Fig. 1: Jonathan Papelbon, the closer for the Washington Nationals, physically assaulting Bryce Harper, the team’s best player. (gif credit: Yahoo Sports Tumblr)
Baseball, like all physical manifestations of The Patriarchy, is built upon a byzantine system of unwritten rules. This weekend saw those rules broken – a perceived diss, a lack of hustle – and so Jonathan Papelbon choked Bryce Harper in the middle of a baseball game. Former MLB pitcher Dirk Hayhurst nails it in a piece for Vice Sports:
“Oddly, while baseball’s social norms are about as clear as mud, one thing is crystal: baseball is full of fragile narcissists who justify a great deal of their behavior by citing sources that don’t exist. They rationalize their foolish behavior as customary or, worse, crucial to the development of a younger generation. The system that makes Jonathan Papelbon a narcissistic borderline fascist is the same system that encourages Bryce Harper to be a narcissistic egomaniac.”
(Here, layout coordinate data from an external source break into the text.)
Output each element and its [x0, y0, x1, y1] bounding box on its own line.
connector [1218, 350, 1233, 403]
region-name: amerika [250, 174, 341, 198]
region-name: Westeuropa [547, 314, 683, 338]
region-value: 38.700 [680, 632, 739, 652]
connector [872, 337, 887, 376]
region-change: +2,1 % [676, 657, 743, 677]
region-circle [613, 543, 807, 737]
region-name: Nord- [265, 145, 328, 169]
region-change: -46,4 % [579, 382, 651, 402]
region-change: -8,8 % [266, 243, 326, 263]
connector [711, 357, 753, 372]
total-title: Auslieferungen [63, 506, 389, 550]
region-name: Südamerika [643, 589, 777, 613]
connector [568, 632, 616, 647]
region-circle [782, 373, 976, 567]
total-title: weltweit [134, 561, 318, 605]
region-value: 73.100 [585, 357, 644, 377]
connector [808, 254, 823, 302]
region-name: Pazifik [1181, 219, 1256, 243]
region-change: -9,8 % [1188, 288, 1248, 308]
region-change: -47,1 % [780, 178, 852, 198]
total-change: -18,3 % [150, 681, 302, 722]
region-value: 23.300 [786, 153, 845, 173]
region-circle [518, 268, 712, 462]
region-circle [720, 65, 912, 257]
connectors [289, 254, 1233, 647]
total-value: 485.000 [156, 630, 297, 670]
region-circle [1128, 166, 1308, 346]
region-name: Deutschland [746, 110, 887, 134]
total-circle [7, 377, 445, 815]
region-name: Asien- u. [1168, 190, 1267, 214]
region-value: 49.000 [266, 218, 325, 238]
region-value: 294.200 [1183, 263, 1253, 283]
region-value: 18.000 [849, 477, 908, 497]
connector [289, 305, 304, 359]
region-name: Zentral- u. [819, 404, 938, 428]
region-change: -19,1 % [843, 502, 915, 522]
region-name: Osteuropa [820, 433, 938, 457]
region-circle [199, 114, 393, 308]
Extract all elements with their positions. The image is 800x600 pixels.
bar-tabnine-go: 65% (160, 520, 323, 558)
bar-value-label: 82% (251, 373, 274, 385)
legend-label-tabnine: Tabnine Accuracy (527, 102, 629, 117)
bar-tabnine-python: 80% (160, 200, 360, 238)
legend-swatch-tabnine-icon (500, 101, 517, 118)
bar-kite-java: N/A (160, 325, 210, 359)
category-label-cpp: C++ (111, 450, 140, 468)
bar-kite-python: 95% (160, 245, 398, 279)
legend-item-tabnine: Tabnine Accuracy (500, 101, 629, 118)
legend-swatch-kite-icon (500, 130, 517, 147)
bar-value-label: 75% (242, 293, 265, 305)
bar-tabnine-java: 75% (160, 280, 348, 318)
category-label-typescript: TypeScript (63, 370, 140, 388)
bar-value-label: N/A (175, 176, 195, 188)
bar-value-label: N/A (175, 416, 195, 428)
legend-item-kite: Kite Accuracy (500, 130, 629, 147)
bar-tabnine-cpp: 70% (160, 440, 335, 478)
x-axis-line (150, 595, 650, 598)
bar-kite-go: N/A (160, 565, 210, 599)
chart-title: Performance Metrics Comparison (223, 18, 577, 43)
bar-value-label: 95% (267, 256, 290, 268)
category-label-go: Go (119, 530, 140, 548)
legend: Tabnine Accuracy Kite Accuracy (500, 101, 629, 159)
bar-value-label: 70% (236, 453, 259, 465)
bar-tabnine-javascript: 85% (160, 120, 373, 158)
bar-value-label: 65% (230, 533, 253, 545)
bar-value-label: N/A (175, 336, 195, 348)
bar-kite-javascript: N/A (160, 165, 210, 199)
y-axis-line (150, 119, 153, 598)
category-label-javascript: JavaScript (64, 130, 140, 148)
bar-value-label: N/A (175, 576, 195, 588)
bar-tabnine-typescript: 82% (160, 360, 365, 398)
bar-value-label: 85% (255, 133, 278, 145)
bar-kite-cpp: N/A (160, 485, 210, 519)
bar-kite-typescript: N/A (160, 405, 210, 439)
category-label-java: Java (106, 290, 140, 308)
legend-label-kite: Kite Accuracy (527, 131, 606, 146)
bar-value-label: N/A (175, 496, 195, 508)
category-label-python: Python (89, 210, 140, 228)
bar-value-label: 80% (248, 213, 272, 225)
The entire article is great but don’t be so foolish as to think this is merely A Baseball Problem. The visibility and violence of a clubhouse culture clash makes for a lively news cycle, but the challenges of building an effective team are universal:
- Attracting and retaining the best talent
- Helping new teammates perform at the highest level
- Setting an meeting realistic expectations
- Finding triumph in the face of adversity
Organizations of all stripes have been facing these challenges since we realized it was easier to hunt a mammoth with two people than one. If the Nationals haven’t put this all down on paper, maybe they should (cough, The Cardinal Way, cough), but in at the end of the day, all the policies in the world can’t keep a psycho like Papelbon from going off the deep end. And yes, Papelbon was given a slap on the wrist, but let’s be real: if he was the superstar in the fight, this would have been swept under the rug faster that you can say Github.
Organizations can’t protect us from each other, or ourselves, but that doesn’t mean they shouldn’t try. Employee handbooks, codes of conduct, progressive recruiting practices: these are the building blocks of a rewarding work experience. Write down the rules, resolve grievances sooner rather than later and for pete’s sake, keep your hands off the other guy’s neck.